Effect of Substrate on Structural Phase Transition in a Conducting Polymer during Ion Injection and Water Intake: A View from a Computational Microscope

Abstract

Conducting polymers operating in aqueous electrolyte represent mixed electron-ion conductors, where the ion injection and water intake can lead to structural and morphological changes that can strongly affect the material morphology and device performance. In the present paper, using molecular dynamics simulations, we provide an atomistic understanding of the structural phase transitions during electrochemical oxidation and ion injection in a conjugated polymer with glycolated side chains recently reported by Bischak et al. [J. Am. Chem. Soc., 2020, 142, 7434], where the polymer switched between two structurally distinct phases corresponding to different oxidation levels. To outline the structural changes, we calculated the polymer film morphology and X-ray diffraction patterns at different oxidation levels.
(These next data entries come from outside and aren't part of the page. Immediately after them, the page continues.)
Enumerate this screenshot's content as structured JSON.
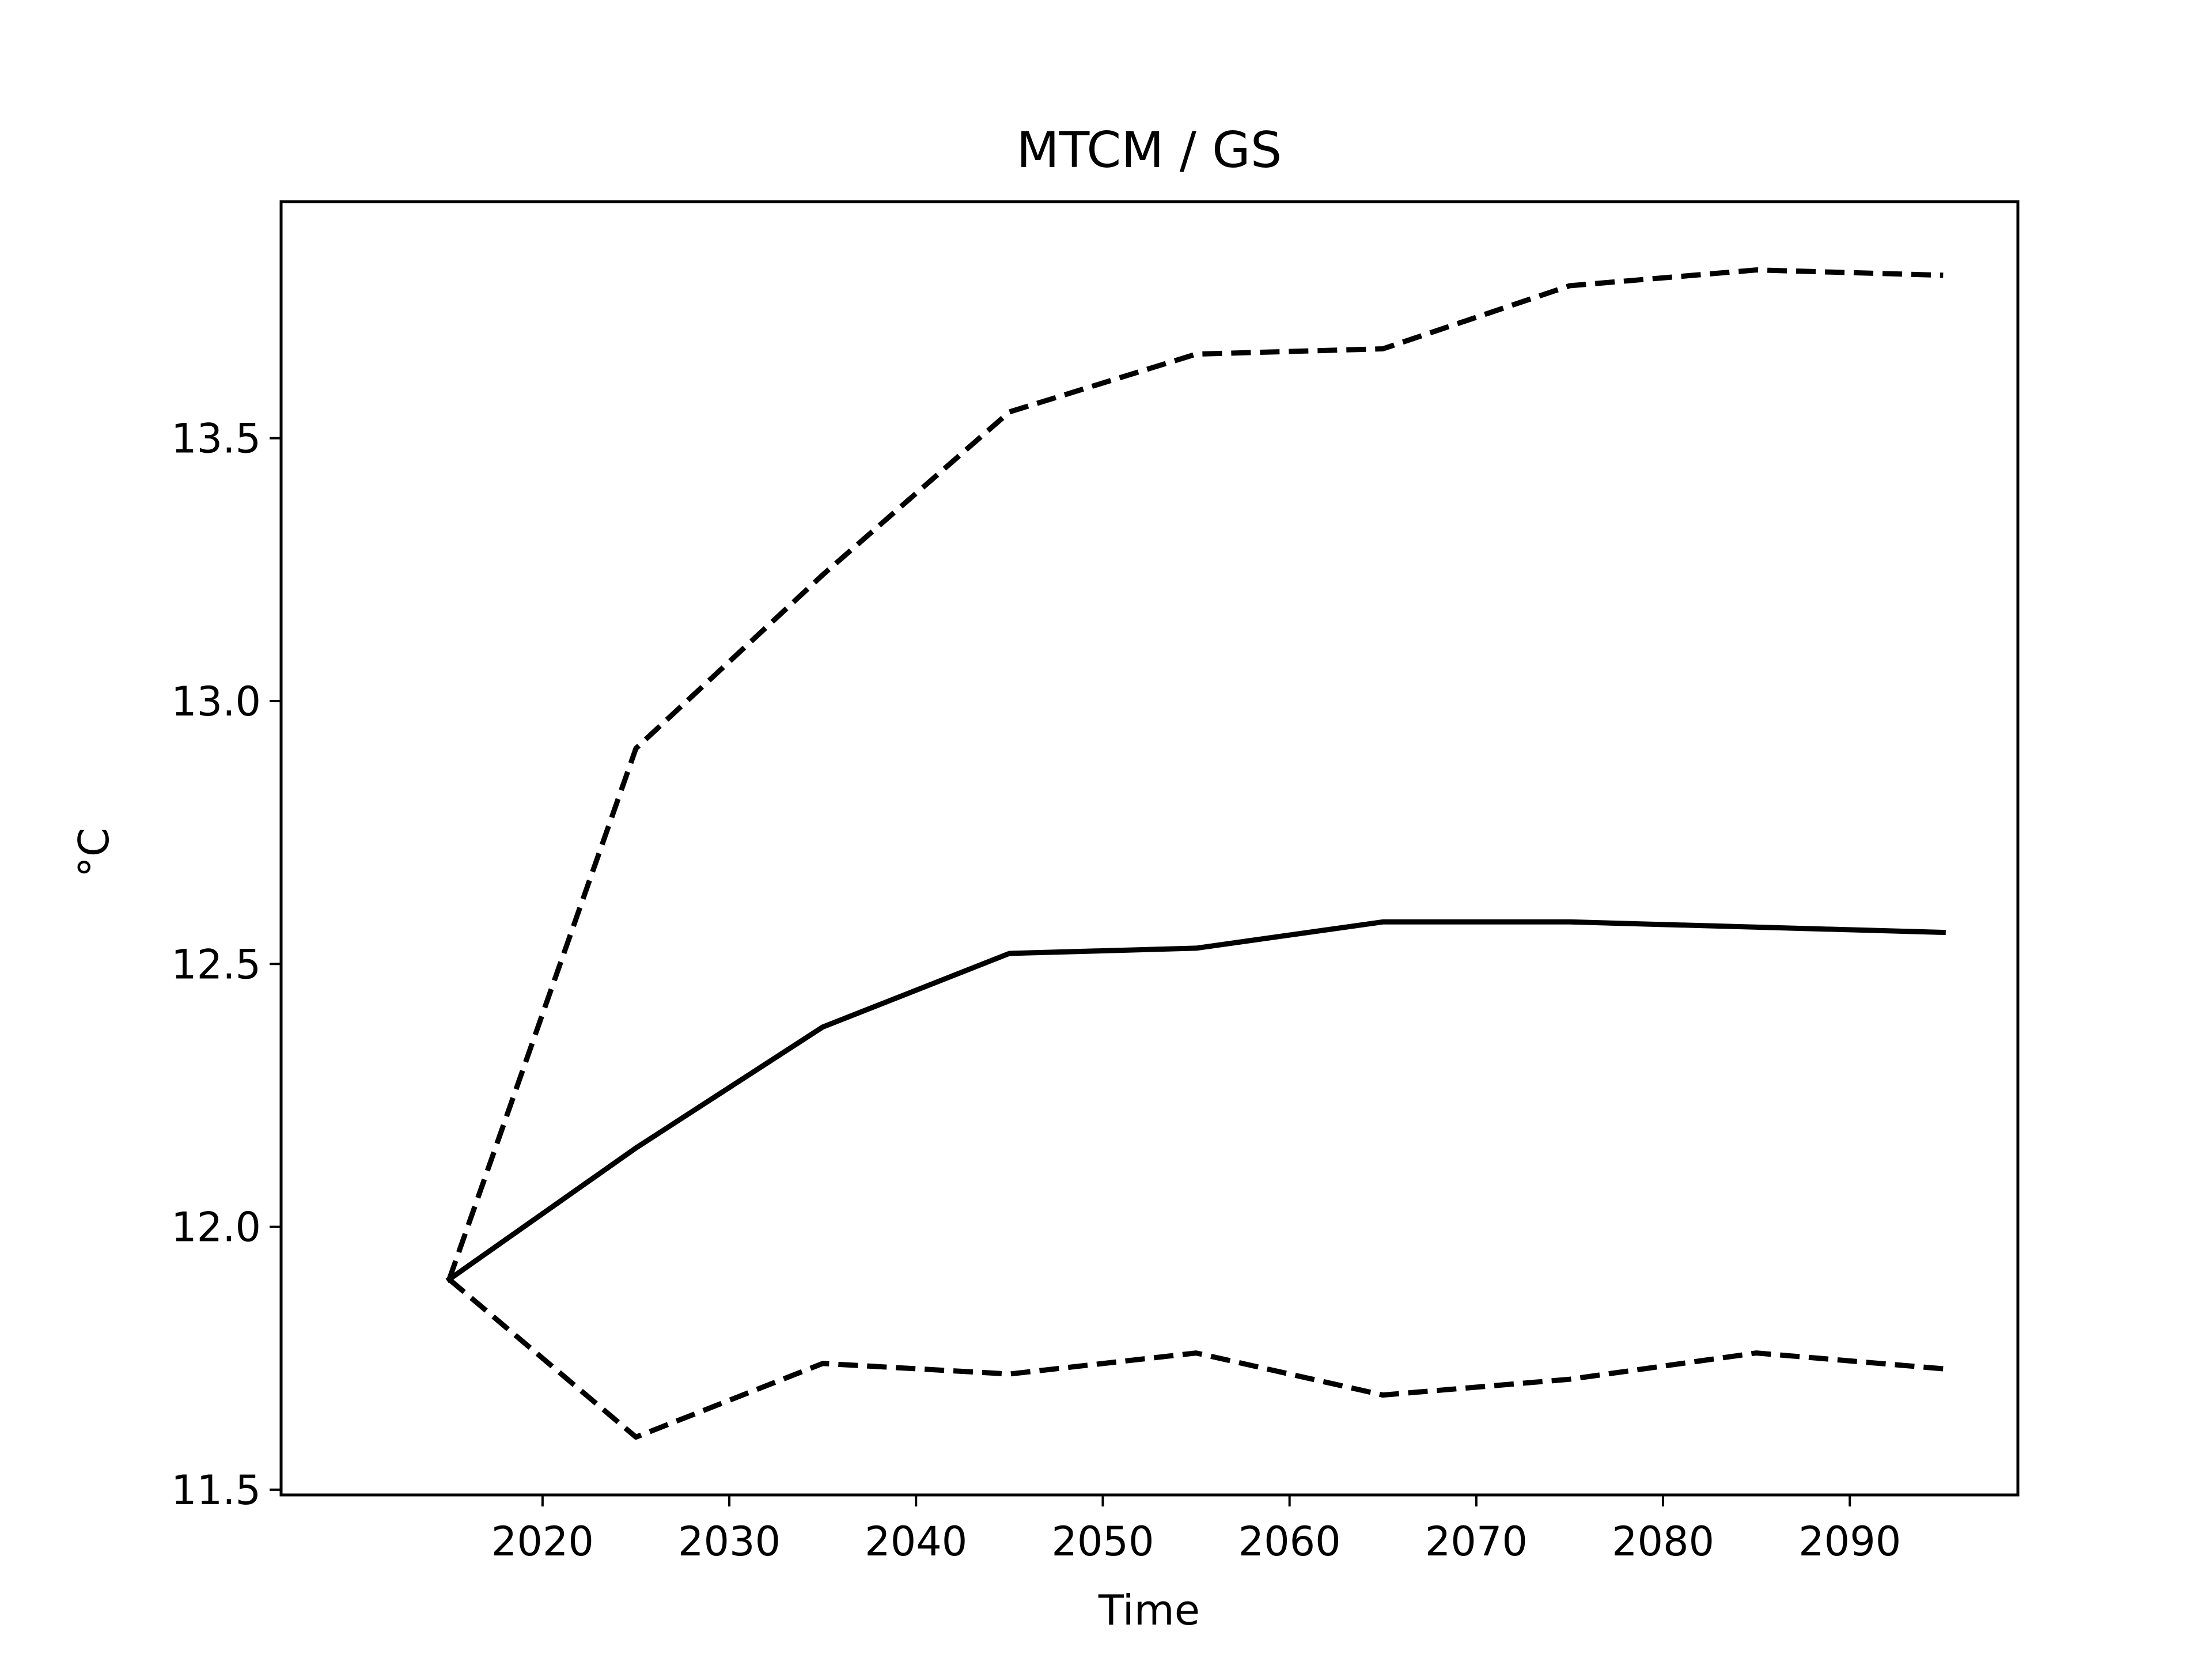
{
  "chart_data": {
    "type": "line",
    "title": "MTCM / GS",
    "xlabel": "Time",
    "ylabel": "°C",
    "x": [
      2015,
      2025,
      2035,
      2045,
      2055,
      2065,
      2075,
      2085,
      2095
    ],
    "series": [
      {
        "style": "solid",
        "color": "#000000",
        "values": [
          11.9,
          12.15,
          12.38,
          12.52,
          12.53,
          12.58,
          12.58,
          12.57,
          12.56
        ]
      },
      {
        "style": "dashed",
        "color": "#000000",
        "values": [
          11.9,
          12.91,
          13.24,
          13.55,
          13.66,
          13.67,
          13.79,
          13.82,
          13.81
        ]
      },
      {
        "style": "dashed",
        "color": "#000000",
        "values": [
          11.9,
          11.6,
          11.74,
          11.72,
          11.76,
          11.68,
          11.71,
          11.76,
          11.73
        ]
      }
    ],
    "xlim": [
      2006,
      2099
    ],
    "ylim": [
      11.49,
      13.95
    ],
    "xticks": [
      "2020",
      "2030",
      "2040",
      "2050",
      "2060",
      "2070",
      "2080",
      "2090"
    ],
    "yticks": [
      "11.5",
      "12.0",
      "12.5",
      "13.0",
      "13.5"
    ],
    "grid": false,
    "legend": "none"
  }
}
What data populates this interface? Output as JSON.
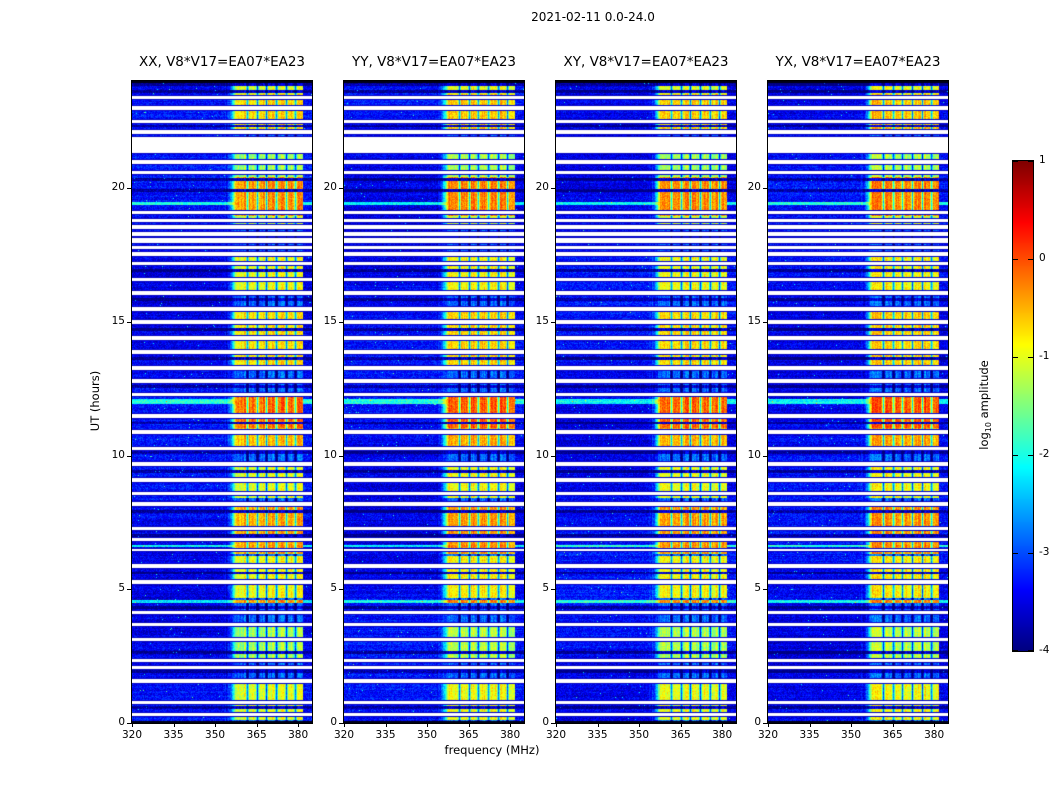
{
  "figure": {
    "title": "2021-02-11 0.0-24.0"
  },
  "chart_data": {
    "type": "heatmap",
    "title": "2021-02-11 0.0-24.0",
    "xlabel": "frequency (MHz)",
    "ylabel": "UT (hours)",
    "x_range": [
      320,
      385
    ],
    "y_range": [
      0,
      24
    ],
    "x_ticks": [
      320,
      335,
      350,
      365,
      380
    ],
    "y_ticks": [
      0,
      5,
      10,
      15,
      20
    ],
    "panels": [
      {
        "id": "xx",
        "title": "XX, V8*V17=EA07*EA23",
        "band_boost": 0.0
      },
      {
        "id": "yy",
        "title": "YY, V8*V17=EA07*EA23",
        "band_boost": 0.1
      },
      {
        "id": "xy",
        "title": "XY, V8*V17=EA07*EA23",
        "band_boost": 0.04
      },
      {
        "id": "yx",
        "title": "YX, V8*V17=EA07*EA23",
        "band_boost": 0.1
      }
    ],
    "colorbar": {
      "label_prefix": "log",
      "label_sub": "10",
      "label_suffix": " amplitude",
      "range": [
        -4,
        1
      ],
      "ticks": [
        1,
        0,
        -1,
        -2,
        -3,
        -4
      ],
      "colormap": "jet"
    },
    "features": {
      "background_level": -3.4,
      "band_idle_level": -2.85,
      "rfi_band_mhz": [
        357.5,
        381.5
      ],
      "band_channel_edges_mhz": [
        361.5,
        365,
        368.5,
        372,
        375.5,
        379
      ],
      "band_blocks": [
        [
          0.15,
          1.65,
          -1.0
        ],
        [
          2.4,
          3.6,
          -1.3
        ],
        [
          4.7,
          6.25,
          -0.9
        ],
        [
          6.35,
          8.15,
          -0.45
        ],
        [
          8.45,
          9.6,
          -1.0
        ],
        [
          10.35,
          11.05,
          -0.55
        ],
        [
          11.05,
          12.2,
          -0.15
        ],
        [
          13.3,
          15.6,
          -0.75
        ],
        [
          16.2,
          17.45,
          -0.95
        ],
        [
          18.6,
          19.0,
          -1.2
        ],
        [
          19.0,
          20.4,
          -0.35
        ],
        [
          20.45,
          21.3,
          -1.35
        ],
        [
          22.2,
          23.55,
          -0.7
        ],
        [
          23.55,
          24.0,
          -1.05
        ]
      ],
      "data_gaps_ut": [
        [
          0.3,
          0.38
        ],
        [
          0.75,
          0.82
        ],
        [
          1.55,
          1.63
        ],
        [
          2.05,
          2.12
        ],
        [
          2.3,
          2.38
        ],
        [
          3.1,
          3.18
        ],
        [
          3.65,
          3.75
        ],
        [
          4.1,
          4.17
        ],
        [
          5.25,
          5.33
        ],
        [
          5.85,
          5.95
        ],
        [
          6.45,
          6.52
        ],
        [
          6.85,
          6.93
        ],
        [
          7.25,
          7.33
        ],
        [
          8.15,
          8.25
        ],
        [
          8.55,
          8.62
        ],
        [
          9.05,
          9.15
        ],
        [
          9.65,
          9.75
        ],
        [
          10.25,
          10.33
        ],
        [
          10.85,
          10.95
        ],
        [
          11.45,
          11.55
        ],
        [
          12.25,
          12.35
        ],
        [
          12.75,
          12.85
        ],
        [
          13.25,
          13.35
        ],
        [
          13.85,
          13.95
        ],
        [
          14.35,
          14.45
        ],
        [
          14.95,
          15.05
        ],
        [
          15.45,
          15.55
        ],
        [
          16.05,
          16.15
        ],
        [
          16.55,
          16.65
        ],
        [
          17.15,
          17.25
        ],
        [
          17.5,
          17.62
        ],
        [
          17.75,
          17.85
        ],
        [
          18.0,
          18.12
        ],
        [
          18.25,
          18.35
        ],
        [
          18.5,
          18.6
        ],
        [
          18.75,
          18.85
        ],
        [
          19.05,
          19.15
        ],
        [
          20.55,
          20.65
        ],
        [
          20.95,
          21.05
        ],
        [
          21.35,
          21.9
        ],
        [
          22.05,
          22.15
        ],
        [
          22.45,
          22.55
        ],
        [
          22.95,
          23.05
        ],
        [
          23.35,
          23.45
        ]
      ],
      "bright_rows_ut": [
        [
          4.52,
          4.6
        ],
        [
          6.6,
          6.66
        ],
        [
          11.95,
          12.1
        ],
        [
          19.4,
          19.48
        ]
      ],
      "dark_rows_ut": [
        [
          0.55,
          0.62
        ],
        [
          1.9,
          1.97
        ],
        [
          2.6,
          2.68
        ],
        [
          4.3,
          4.38
        ],
        [
          5.6,
          5.66
        ],
        [
          7.0,
          7.06
        ],
        [
          7.9,
          7.97
        ],
        [
          9.4,
          9.47
        ],
        [
          10.1,
          10.17
        ],
        [
          11.2,
          11.27
        ],
        [
          12.55,
          12.62
        ],
        [
          13.6,
          13.67
        ],
        [
          14.7,
          14.77
        ],
        [
          15.8,
          15.87
        ],
        [
          16.9,
          16.97
        ],
        [
          19.9,
          19.97
        ],
        [
          20.3,
          20.37
        ],
        [
          22.3,
          22.37
        ],
        [
          23.6,
          23.67
        ],
        [
          23.85,
          23.92
        ]
      ]
    }
  }
}
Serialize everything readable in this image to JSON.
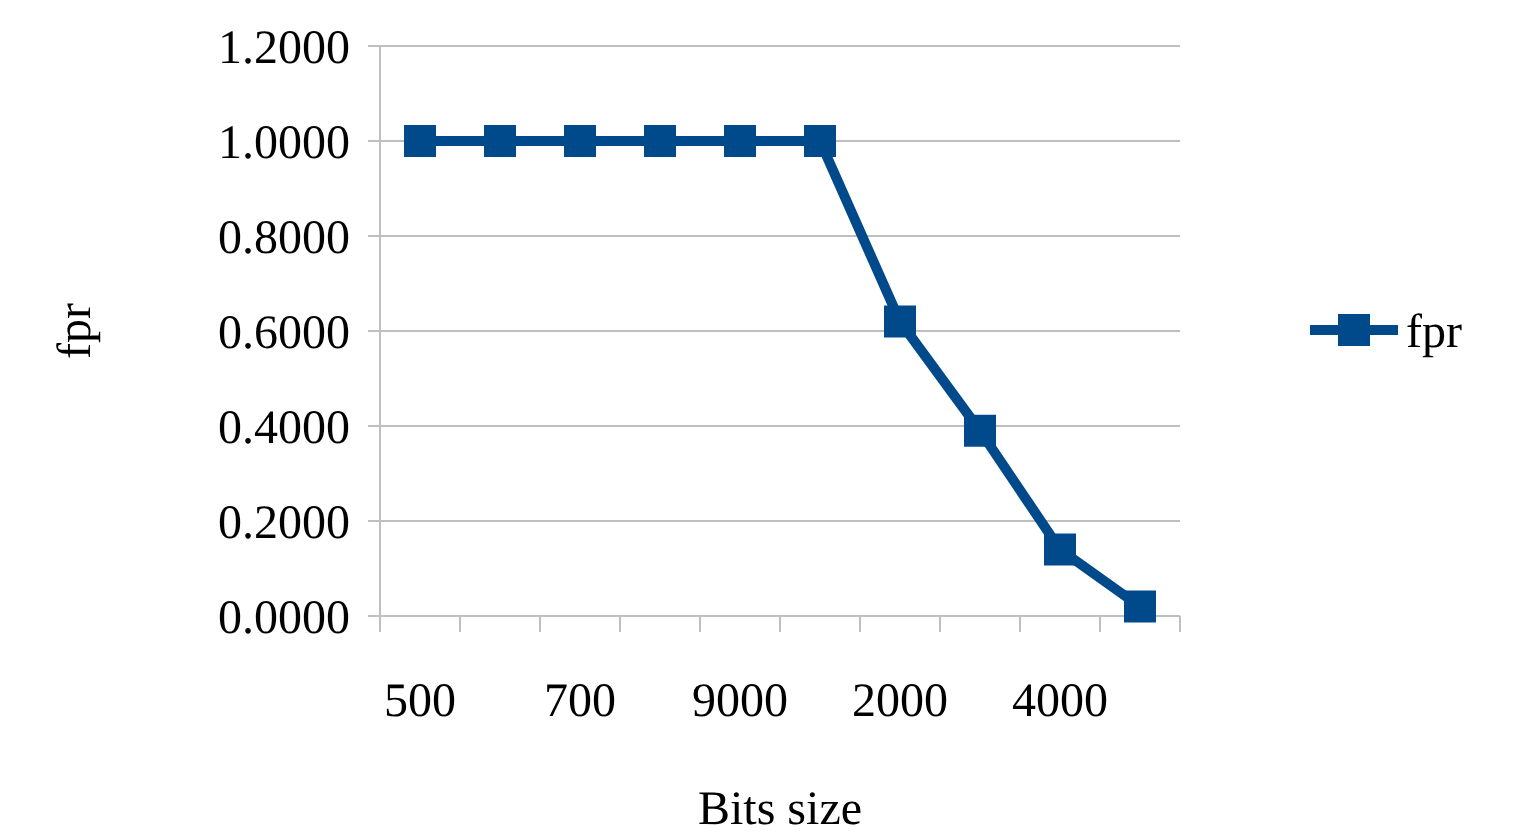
{
  "chart_data": {
    "type": "line",
    "xlabel": "Bits size",
    "ylabel": "fpr",
    "categories": [
      "500",
      null,
      "700",
      null,
      "9000",
      null,
      "2000",
      null,
      "4000",
      null
    ],
    "series": [
      {
        "name": "fpr",
        "color": "#004a8c",
        "values": [
          1,
          1,
          1,
          1,
          1,
          1,
          0.62,
          0.39,
          0.14,
          0.02
        ]
      }
    ],
    "ylim": [
      0,
      1.2
    ],
    "yticks": [
      {
        "value": 0,
        "label": "0.0000"
      },
      {
        "value": 0.2,
        "label": "0.2000"
      },
      {
        "value": 0.4,
        "label": "0.4000"
      },
      {
        "value": 0.6,
        "label": "0.6000"
      },
      {
        "value": 0.8,
        "label": "0.8000"
      },
      {
        "value": 1,
        "label": "1.0000"
      },
      {
        "value": 1.2,
        "label": "1.2000"
      }
    ],
    "grid": "y",
    "legend": "right",
    "marker": "square",
    "line_style": "solid"
  }
}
We demonstrated that the observed phase transition arises due to interplay between several factors, including the effect of the substrate leading to the preferential edge-on arrangement of the chains and formation of lamellas; unzipping of the interdigitated polymer chains during oxidation and ion intake; and changes in the morphology when π–π stacking is absent at low oxidation level and forms at the high oxidation level facilitating the electron mobility and enabling the oxidation of the polymer film. Our calculations quantitatively reproduce the experimental data, which outlines the predictive power of the molecular modeling of the polymer systems that can be utilized for the design of materials and devices with improved performance.